Of course it is not just about Brexit. The Government objects to historic wokery as well.

Culture Secretary Oliver Dowden has, in effect, launched a campaign to authorise an official national history, criticising the National Trust for discussing Churchill’s views on the British Empire, and reportedly lobbying museums to downplay the more negative chapters of our past.

Housing, Communities and Local Government Secretary Robert Jenrick, meanwhile, has confected a terrifying alternate universe in which statues face destruction at the “whim [or]… behest of a baying mob” and require fresh legislation to protect them. In what might be seen as a curious defence of free speech or democracy, popular plans to remove statues could be vetoed by ministers.


Johnson’s Hypocrisy

Naturally, institutional cultures are determined from the top, and the fiercest culture warrior of them all is the Prime Minister himself.

Boris Johnson knows only too well the power of speech, which is why he has spent his entire career lying to people. He knows, too, that free speech is not endangered. Celebrating Empire and attacking Muslim women does not get you cancelled, it makes you party leader.

Shortly after he resigned from the Cabinet in 2018, Johnson launched his leadership campaign by attacking Muslim women wearing the burka. He aimed, quite openly, to entrench himself on one side of the culture war in order to attract the support of grassroots Tories – almost half of whom, according to polls, believe Islam to be a threat.

Johnson, of course, boasted a long hinterland of racist and homophobic comments, which he interspersed with romantic nationalism and fogeyish nostalgia. In one column about Africa in 2002, he lamented that “the problem is not that we were once in charge, but that we are not in charge any more”.

As Prime Minister, Johnson has targeted free speech whenever he could. In 2019, he purged 21 colleagues from the Conservative Party for daring to vote against him, and unlawfully prorogued Parliament to stop MPs even having a vote. He refused to allow MPs subsequent votes on both Brexit and Coronavirus restrictions. And, at the height of the Brexit impasse, he repeatedly referred to an Act of Parliament as the “Surrender Bill” and dismissed the subsequent death threats to colleagues as “humbug”.

For most of last year, Downing Street ordered boycotts of the Today programme, NewsnightGood Morning Britain and Channel 4 News in revenge at perceived slights.

During the 2019 General Election campaign, the Conservatives accused Channel 4 of mocking Johnson and subsequently threatened it with a review of its broadcasting remit. That has coincided with repeated attacks on the BBC, including threats to the licence fee, and pledges from senior advisors to ‘declare war’ on the corporation.
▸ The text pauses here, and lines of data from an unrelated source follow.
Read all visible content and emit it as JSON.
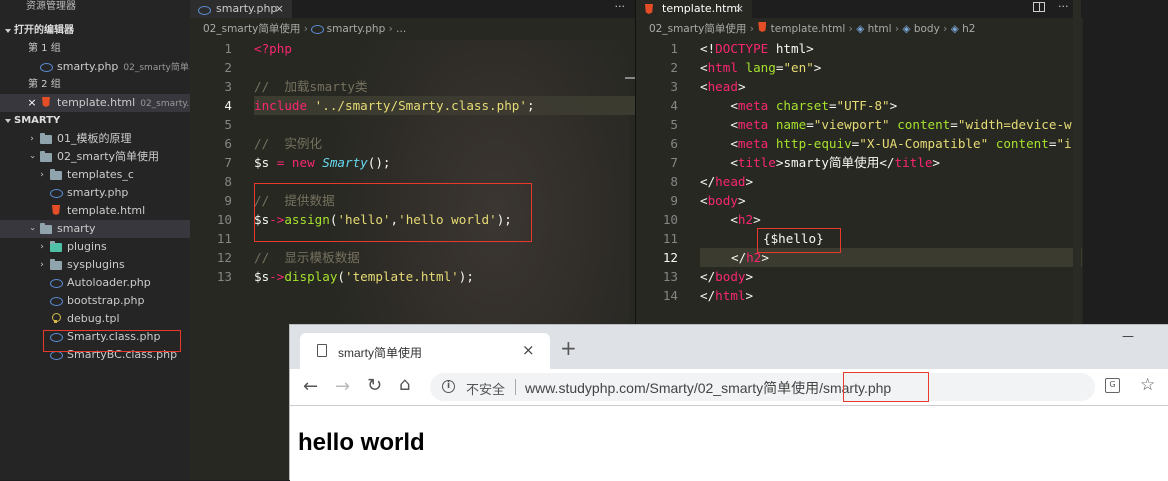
{
  "sidebar": {
    "title": "资源管理器",
    "open_editors_label": "打开的编辑器",
    "group1_label": "第 1 组",
    "group1_file": {
      "name": "smarty.php",
      "desc": "02_smarty简单..."
    },
    "group2_label": "第 2 组",
    "group2_file": {
      "name": "template.html",
      "desc": "02_smarty...",
      "close": "×"
    },
    "project_label": "SMARTY",
    "tree": [
      {
        "label": "01_模板的原理"
      },
      {
        "label": "02_smarty简单使用"
      },
      {
        "label": "templates_c"
      },
      {
        "label": "smarty.php"
      },
      {
        "label": "template.html"
      },
      {
        "label": "smarty"
      },
      {
        "label": "plugins"
      },
      {
        "label": "sysplugins"
      },
      {
        "label": "Autoloader.php"
      },
      {
        "label": "bootstrap.php"
      },
      {
        "label": "debug.tpl"
      },
      {
        "label": "Smarty.class.php"
      },
      {
        "label": "SmartyBC.class.php"
      }
    ]
  },
  "left_editor": {
    "tab_label": "smarty.php",
    "tab_close": "×",
    "more": "···",
    "breadcrumb": [
      "02_smarty简单使用",
      "smarty.php",
      "..."
    ],
    "line_numbers": [
      "1",
      "2",
      "3",
      "4",
      "5",
      "6",
      "7",
      "8",
      "9",
      "10",
      "11",
      "12",
      "13"
    ],
    "lines": {
      "l1": "<?php",
      "l3": "//  加载smarty类",
      "l4_kw": "include",
      "l4_str": "'../smarty/Smarty.class.php'",
      "l4_end": ";",
      "l6": "//  实例化",
      "l7_var": "$s",
      "l7_eq": " = ",
      "l7_new": "new",
      "l7_cls": "Smarty",
      "l7_end": "();",
      "l9": "//  提供数据",
      "l10_var": "$s",
      "l10_arrow": "->",
      "l10_fn": "assign",
      "l10_open": "(",
      "l10_s1": "'hello'",
      "l10_comma": ",",
      "l10_s2": "'hello world'",
      "l10_end": ");",
      "l12": "//  显示模板数据",
      "l13_var": "$s",
      "l13_arrow": "->",
      "l13_fn": "display",
      "l13_open": "(",
      "l13_s": "'template.html'",
      "l13_end": ");"
    }
  },
  "right_editor": {
    "tab_label": "template.html",
    "tab_close": "×",
    "more": "···",
    "breadcrumb": [
      "02_smarty简单使用",
      "template.html",
      "html",
      "body",
      "h2"
    ],
    "line_numbers": [
      "1",
      "2",
      "3",
      "4",
      "5",
      "6",
      "7",
      "8",
      "9",
      "10",
      "11",
      "12",
      "13",
      "14"
    ],
    "lines": {
      "l1a": "<!",
      "l1b": "DOCTYPE",
      "l1c": " html",
      "l1d": ">",
      "l2a": "<",
      "l2b": "html",
      "l2c": " lang",
      "l2d": "=",
      "l2e": "\"en\"",
      "l2f": ">",
      "l3a": "<",
      "l3b": "head",
      "l3c": ">",
      "l4a": "    <",
      "l4b": "meta",
      "l4c": " charset",
      "l4d": "=",
      "l4e": "\"UTF-8\"",
      "l4f": ">",
      "l5a": "    <",
      "l5b": "meta",
      "l5c": " name",
      "l5d": "=",
      "l5e": "\"viewport\"",
      "l5f": " content",
      "l5g": "=",
      "l5h": "\"width=device-w",
      "l6a": "    <",
      "l6b": "meta",
      "l6c": " http-equiv",
      "l6d": "=",
      "l6e": "\"X-UA-Compatible\"",
      "l6f": " content",
      "l6g": "=",
      "l6h": "\"i",
      "l7a": "    <",
      "l7b": "title",
      "l7c": ">",
      "l7d": "smarty简单使用",
      "l7e": "</",
      "l7f": "title",
      "l7g": ">",
      "l8a": "</",
      "l8b": "head",
      "l8c": ">",
      "l9a": "<",
      "l9b": "body",
      "l9c": ">",
      "l10a": "    <",
      "l10b": "h2",
      "l10c": ">",
      "l11": "{$hello}",
      "l12a": "</",
      "l12b": "h2",
      "l12c": ">",
      "l13a": "</",
      "l13b": "body",
      "l13c": ">",
      "l14a": "</",
      "l14b": "html",
      "l14c": ">"
    }
  },
  "browser": {
    "tab_title": "smarty简单使用",
    "tab_close": "×",
    "new_tab": "+",
    "minimize": "—",
    "insecure": "不安全",
    "url_prefix": "www.studyphp.com/Smarty/02_smarty简单使用/",
    "url_file": "smarty.php",
    "page_heading": "hello world"
  }
}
Last year, Johnson decried the “cringing embarrassment” and “wetness” when the BBC initially decided not to feature singers for Rule Britannia! at the Proms.


The Climax of the Culture War

The Government’s new plans have nothing to do with protecting people’s right to speak.
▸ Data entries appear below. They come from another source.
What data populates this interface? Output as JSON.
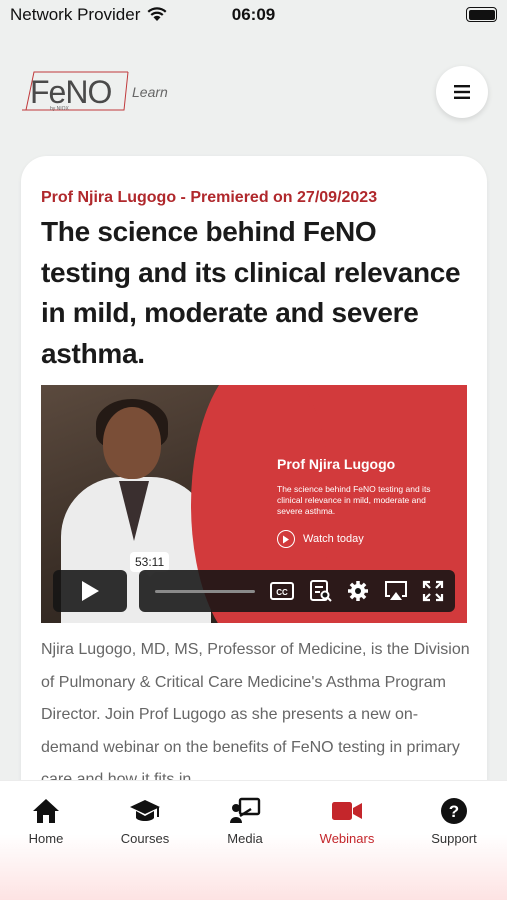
{
  "status_bar": {
    "carrier": "Network Provider",
    "time": "06:09"
  },
  "header": {
    "logo_text": "FeNO",
    "logo_sub": "by NIOX",
    "logo_learn": "Learn",
    "menu_icon": "hamburger-icon"
  },
  "webinar": {
    "meta": "Prof Njira Lugogo - Premiered on 27/09/2023",
    "title": "The science behind FeNO testing and its clinical relevance in mild, moderate and severe asthma.",
    "video": {
      "presenter": "Prof Njira Lugogo",
      "subtitle": "The science behind FeNO testing and its clinical relevance in mild, moderate and severe asthma.",
      "watch_label": "Watch today",
      "duration_tooltip": "53:11",
      "accent_color": "#d23a3c"
    },
    "description": "Njira Lugogo, MD, MS, Professor of Medicine, is the Division of Pulmonary & Critical Care Medicine's Asthma Program Director. Join Prof Lugogo as she presents a new on-demand webinar on the benefits of FeNO testing in primary care and how it fits in"
  },
  "tabs": [
    {
      "label": "Home",
      "icon": "home-icon"
    },
    {
      "label": "Courses",
      "icon": "graduation-cap-icon"
    },
    {
      "label": "Media",
      "icon": "media-presenter-icon"
    },
    {
      "label": "Webinars",
      "icon": "video-camera-icon",
      "active": true
    },
    {
      "label": "Support",
      "icon": "help-circle-icon"
    }
  ],
  "colors": {
    "brand_red": "#b0282c",
    "tab_active": "#c4262b"
  }
}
Like the attacks on ‘the PC brigade’ 10 or 15 years ago, this ‘War on Woke’ is an attempt to depict the left as intolerably unpatriotic, woolly or weak when it seeks respect for those with less power, or worse, seeks to rebalance that power.

That plays into a still more pernicious mythology that the voices most at risk are not the most marginalised in society, but the people fighting them. It toxically invokes a make-believe universe in which our lives are governed by Twitter, not by a hard-right Conservative Government of 11 years’ standing backed by an overwhelmingly conservative print media.
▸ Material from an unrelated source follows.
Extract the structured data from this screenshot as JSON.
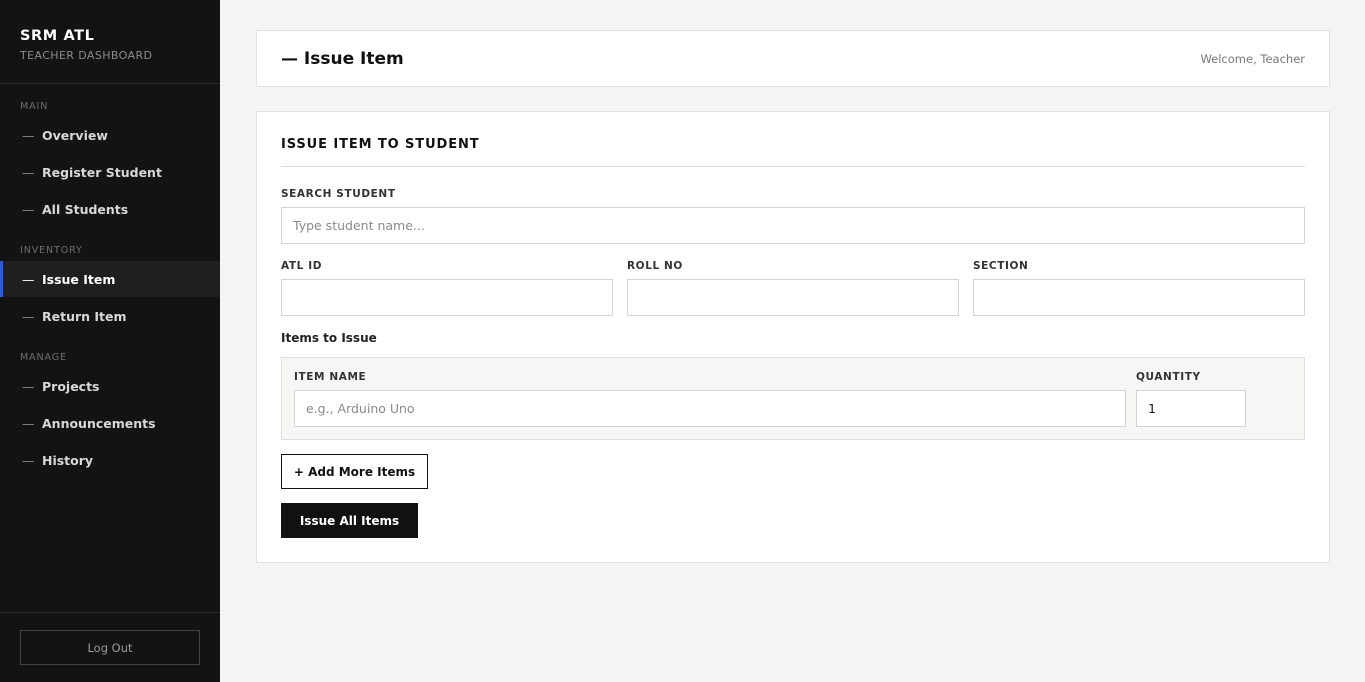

This culture war finds its nexus in a nationalist present and past. The only permissible response to history must be pride. It concedes no complexity and champions only one viewpoint. The Government’s plan is not to invite conversation but to shut it down. It is, indeed, the purest trick: erasing the past under the guise of preserving it.

The Government knows what it is doing. Its gaslighting and hypocrisy serve to protect its own power. Under the comforting umbrella of a culture war, our leaders seek to insulate themselves from criticism and neuter their critics, playing victims armed with the full machinery of the state.

This is not a plan to promote free speech but to impose one side of an argument. The only free speech Boris Johnson cares about is his own.